Noch im Juli stehen in den beteiligten Ausschüssen des Europäischen Parlaments wichtige Entscheidungen an, die richtungsweisend für die im Oktober vorgesehene Abstimmung im federführenden Rechtsausschuss sein werden. Eine Abschwächung der Vorschläge im weiteren Verfahren kann daher nicht ausgeschlossen werden.
Value Gap: Online-Plattformen nutzen rechtliche Schlupflöcher aus, um Urheber nicht zu vergüten
Die Kultur- und Kreativwirtschaft steht heute vor der existenziellen Herausforderung, dass große Teile der Wertschöpfung durch Akteure aus der IT-Industrie vereinnahmt werden, die selbst keinen Beitrag zur Refinanzierung der Güter leisten, von deren Nutzung sie profitieren. Auf EU-Ebene wird diese Thematik unter den Stichworten Value Gap oder Transfer of Value diskutiert.
Obwohl das Geschäftsmodell zahlreicher Online-Plattformen zweifellos auf der Nutzung von kreativen Inhalten aufbaut, versuchen sich die Plattformbetreiber unter Berufung auf rechtliche Schlupflöcher ihrer urheberrechtlichen Verantwortung zu entziehen, indem sie sich als bloße Infrastrukturdienste darstellen.
So wird eine Lizenzierung der Inhalte entweder gänzlich verweigert oder die Plattformbetreiber bezahlen lediglich Vergütungen „auf freiwilliger Basis“. Es liegt jedoch auf der Hand, dass die Rechteinhaber ohne den Hebel einer verbindlichen Vergütungspflicht nicht auf Augenhöhe mit den Plattformbetreibern verhandeln und insbesondere keine zeitnahe Lizenzierung erreichen können. Dies schadet nicht nur allen Kreativschaffenden, sondern verzerrt auch den Wettbewerb mit den zahlreichen lizenzierten Anbietern von digitalen Inhalten.

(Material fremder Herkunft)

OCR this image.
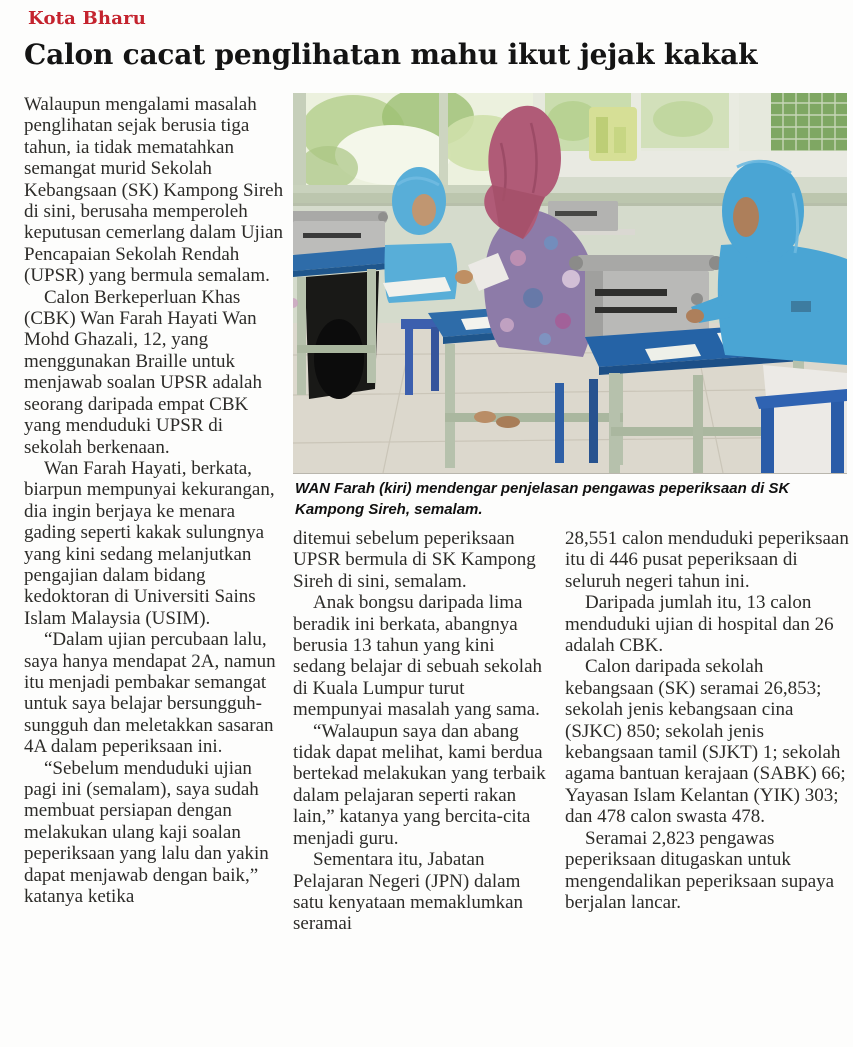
Kota Bharu
Calon cacat penglihatan mahu ikut jejak kakak

Walaupun mengalami masalah penglihatan sejak berusia tiga tahun, ia tidak mematahkan semangat murid Sekolah Kebangsaan (SK) Kampong Sireh di sini, berusaha memperoleh keputusan cemerlang dalam Ujian Pencapaian Sekolah Rendah (UPSR) yang bermula semalam.

Calon Berkeperluan Khas (CBK) Wan Farah Hayati Wan Mohd Ghazali, 12, yang menggunakan Braille untuk menjawab soalan UPSR adalah seorang daripada empat CBK yang menduduki UPSR di sekolah berkenaan.

Wan Farah Hayati, berkata, biarpun mempunyai kekurangan, dia ingin berjaya ke menara gading seperti kakak sulungnya yang kini sedang melanjutkan pengajian dalam bidang kedoktoran di Universiti Sains Islam Malaysia (USIM).

“Dalam ujian percubaan lalu, saya hanya mendapat 2A, namun itu menjadi pembakar semangat untuk saya belajar bersungguh-sungguh dan meletakkan sasaran 4A dalam peperiksaan ini.

“Sebelum menduduki ujian pagi ini (semalam), saya sudah membuat persiapan dengan melakukan ulang kaji soalan peperiksaan yang lalu dan yakin dapat menjawab dengan baik,” katanya ketika

WAN Farah (kiri) mendengar penjelasan pengawas peperiksaan di SK Kampong Sireh, semalam.

ditemui sebelum peperiksaan UPSR bermula di SK Kampong Sireh di sini, semalam.

Anak bongsu daripada lima beradik ini berkata, abangnya berusia 13 tahun yang kini sedang belajar di sebuah sekolah di Kuala Lumpur turut mempunyai masalah yang sama.

“Walaupun saya dan abang tidak dapat melihat, kami berdua bertekad melakukan yang terbaik dalam pelajaran seperti rakan lain,” katanya yang bercita-cita menjadi guru.

Sementara itu, Jabatan Pelajaran Negeri (JPN) dalam satu kenyataan memaklumkan seramai

28,551 calon menduduki peperiksaan itu di 446 pusat peperiksaan di seluruh negeri tahun ini.

Daripada jumlah itu, 13 calon menduduki ujian di hospital dan 26 adalah CBK.

Calon daripada sekolah kebangsaan (SK) seramai 26,853; sekolah jenis kebangsaan cina (SJKC) 850; sekolah jenis kebangsaan tamil (SJKT) 1; sekolah agama bantuan kerajaan (SABK) 66; Yayasan Islam Kelantan (YIK) 303; dan 478 calon swasta 478.

Seramai 2,823 pengawas peperiksaan ditugaskan untuk mengendalikan peperiksaan supaya berjalan lancar.
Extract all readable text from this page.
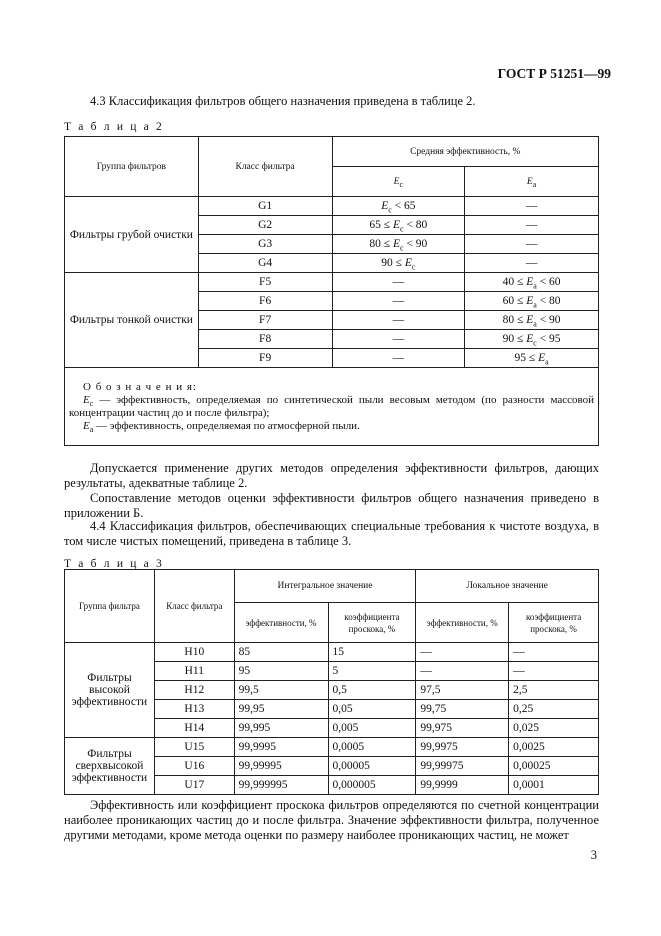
ГОСТ Р 51251—99
4.3 Классификация фильтров общего назначения приведена в таблице 2.
Т а б л и ц а 2
Группа фильтров	Класс фильтра	Средняя эффективность, %	
		$E_c$	$E_a$
Фильтры грубой очистки	G1	$E_c < 65$	—
	G2	$65 \le E_c < 80$	—
	G3	$80 \le E_c < 90$	—
	G4	$90 \le E_c$	—
Фильтры тонкой очистки	F5	—	$40 \le E_a < 60$
	F6	—	$60 \le E_a < 80$
	F7	—	$80 \le E_a < 90$
	F8	—	$90 \le E_c < 95$
	F9	—	$95 \le E_a$

О б о з н а ч е н и я:
$E_c$ — эффективность, определяемая по синтетической пыли весовым методом (по разности массовой концентрации частиц до и после фильтра);
$E_a$ — эффективность, определяемая по атмосферной пыли.			
Допускается применение других методов определения эффективности фильтров, дающих результаты, адекватные таблице 2.
Сопоставление методов оценки эффективности фильтров общего назначения приведено в приложении Б.
4.4 Классификация фильтров, обеспечивающих специальные требования к чистоте воздуха, в том числе чистых помещений, приведена в таблице 3.
Т а б л и ц а 3
Группа фильтра	Класс фильтра	Интегральное значение		Локальное значение	
		эффективности, %	коэффициента проскока, %	эффективности, %	коэффициента проскока, %
Фильтры высокой эффективности	H10	85	15	—	—
	H11	95	5	—	—
	H12	99,5	0,5	97,5	2,5
	H13	99,95	0,05	99,75	0,25
	H14	99,995	0,005	99,975	0,025
Фильтры сверхвысокой эффективности	U15	99,9995	0,0005	99,9975	0,0025
	U16	99,99995	0,00005	99,99975	0,00025
	U17	99,999995	0,000005	99,9999	0,0001
Эффективность или коэффициент проскока фильтров определяются по счетной концентрации наиболее проникающих частиц до и после фильтра. Значение эффективности фильтра, полученное другими методами, кроме метода оценки по размеру наиболее проникающих частиц, не может
3
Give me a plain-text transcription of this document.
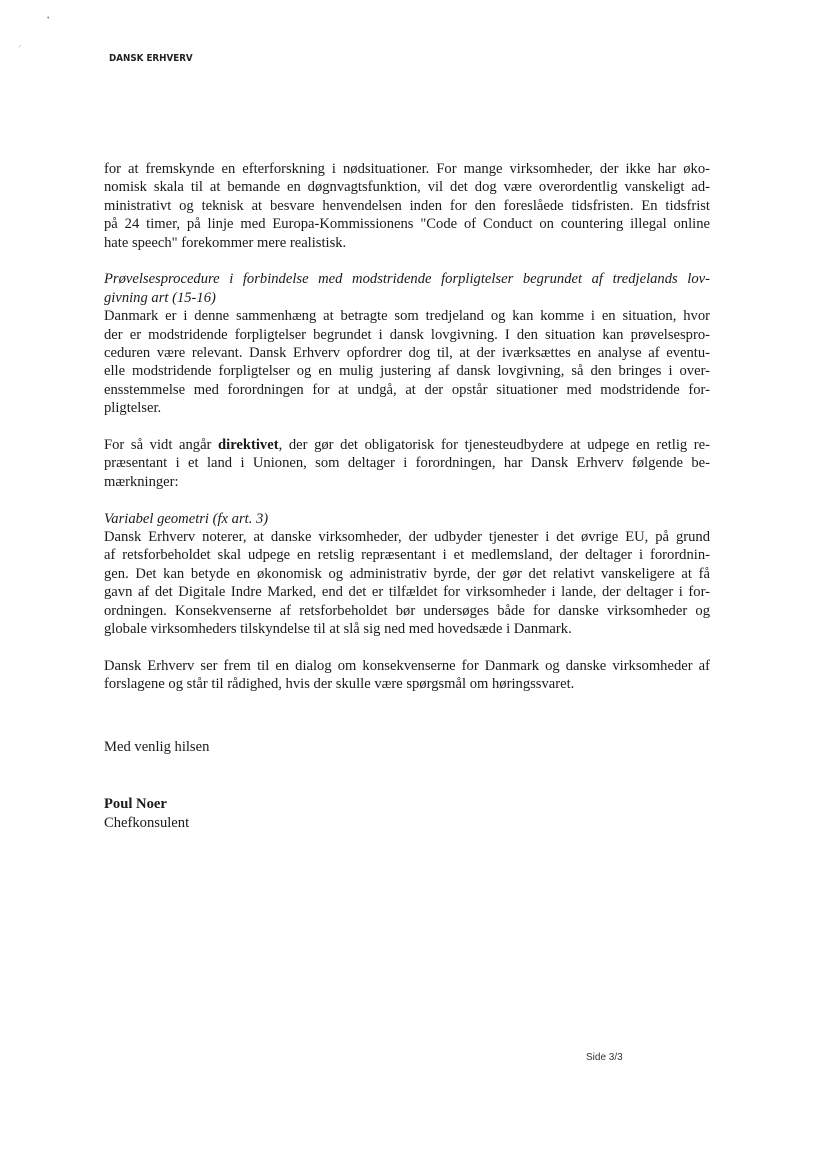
•
⸝
DANSK ERHVERV
for at fremskynde en efterforskning i nødsituationer. For mange virksomheder, der ikke har øko-
nomisk skala til at bemande en døgnvagtsfunktion, vil det dog være overordentlig vanskeligt ad-
ministrativt og teknisk at besvare henvendelsen inden for den foreslåede tidsfristen. En tidsfrist
på 24 timer, på linje med Europa-Kommissionens "Code of Conduct on countering illegal online
hate speech" forekommer mere realistisk.
Prøvelsesprocedure i forbindelse med modstridende forpligtelser begrundet af tredjelands lov-
givning art (15-16)
Danmark er i denne sammenhæng at betragte som tredjeland og kan komme i en situation, hvor
der er modstridende forpligtelser begrundet i dansk lovgivning. I den situation kan prøvelsespro-
ceduren være relevant. Dansk Erhverv opfordrer dog til, at der iværksættes en analyse af eventu-
elle modstridende forpligtelser og en mulig justering af dansk lovgivning, så den bringes i over-
ensstemmelse med forordningen for at undgå, at der opstår situationer med modstridende for-
pligtelser.
For så vidt angår direktivet, der gør det obligatorisk for tjenesteudbydere at udpege en retlig re-
præsentant i et land i Unionen, som deltager i forordningen, har Dansk Erhverv følgende be-
mærkninger:
Variabel geometri (fx art. 3)
Dansk Erhverv noterer, at danske virksomheder, der udbyder tjenester i det øvrige EU, på grund
af retsforbeholdet skal udpege en retslig repræsentant i et medlemsland, der deltager i forordnin-
gen. Det kan betyde en økonomisk og administrativ byrde, der gør det relativt vanskeligere at få
gavn af det Digitale Indre Marked, end det er tilfældet for virksomheder i lande, der deltager i for-
ordningen. Konsekvenserne af retsforbeholdet bør undersøges både for danske virksomheder og
globale virksomheders tilskyndelse til at slå sig ned med hovedsæde i Danmark.
Dansk Erhverv ser frem til en dialog om konsekvenserne for Danmark og danske virksomheder af
forslagene og står til rådighed, hvis der skulle være spørgsmål om høringssvaret.
Med venlig hilsen
Poul Noer
Chefkonsulent
Side 3/3
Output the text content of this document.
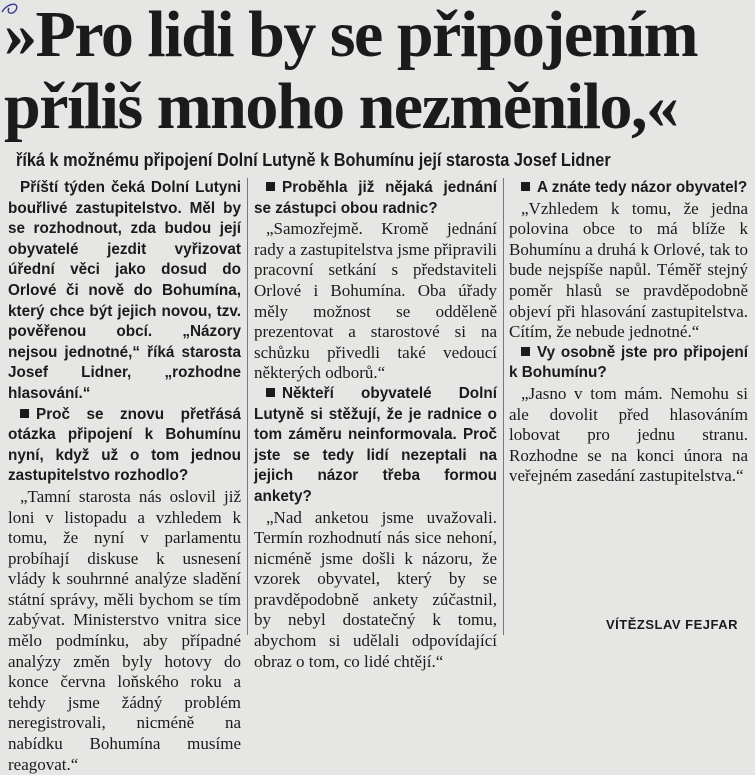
»Pro lidi by se připojením
příliš mnoho nezměnilo,«
říká k možnému připojení Dolní Lutyně k Bohumínu její starosta Josef Lidner

Příští týden čeká Dolní Lutyni bouřlivé zastupitelstvo. Měl by se rozhodnout, zda budou její obyvatelé jezdit vyřizovat úřední věci jako dosud do Orlové či nově do Bohumína, který chce být jejich novou, tzv. pověřenou obcí. „Názory nejsou jednotné,“ říká starosta Josef Lidner, „rozhodne hlasování.“

Proč se znovu přetřásá otázka připojení k Bohumínu nyní, když už o tom jednou zastupitelstvo rozhodlo?

„Tamní starosta nás oslovil již loni v listopadu a vzhledem k tomu, že nyní v parlamentu probíhají diskuse k usnesení vlády k souhrnné analýze sladění státní správy, měli bychom se tím zabývat. Ministerstvo vnitra sice mělo podmínku, aby případné analýzy změn byly hotovy do konce června loňského roku a tehdy jsme žádný problém neregistrovali, nicméně na nabídku Bohumína musíme reagovat.“

Proběhla již nějaká jednání se zástupci obou radnic?

„Samozřejmě. Kromě jednání rady a zastupitelstva jsme připravili pracovní setkání s představiteli Orlové i Bohumína. Oba úřady měly možnost se odděleně prezentovat a starostové si na schůzku přivedli také vedoucí některých odborů.“

Někteří obyvatelé Dolní Lutyně si stěžují, že je radnice o tom záměru neinformovala. Proč jste se tedy lidí nezeptali na jejich názor třeba formou ankety?

„Nad anketou jsme uvažovali. Termín rozhodnutí nás sice nehoní, nicméně jsme došli k názoru, že vzorek obyvatel, který by se pravděpodobně ankety zúčastnil, by nebyl dostatečný k tomu, abychom si udělali odpovídající obraz o tom, co lidé chtějí.“

A znáte tedy názor obyvatel?

„Vzhledem k tomu, že jedna polovina obce to má blíže k Bohumínu a druhá k Orlové, tak to bude nejspíše napůl. Téměř stejný poměr hlasů se pravděpodobně objeví při hlasování zastupitelstva. Cítím, že nebude jednotné.“

Vy osobně jste pro připojení k Bohumínu?

„Jasno v tom mám. Nemohu si ale dovolit před hlasováním lobovat pro jednu stranu. Rozhodne se na konci února na veřejném zasedání zastupitelstva.“

VÍTĚZSLAV FEJFAR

Kreativschaffende an EU-Institutionen: Das Internet muss fair werden
Eine Zahlungsbereitschaft von Online-Plattformen darf nicht auf freiwilliger Basis erfolgen, sondern muss gesetzlich geregelt sein. Ansonsten bleibt es bei dem unhaltbaren Zustand, dass Plattformbetreiber Gewinne in Milliardenhöhe machen und die Urheber, die Schöpfer der vorwiegend konsumierten Inhalte, leer oder deutlich unter Wert ausgehen.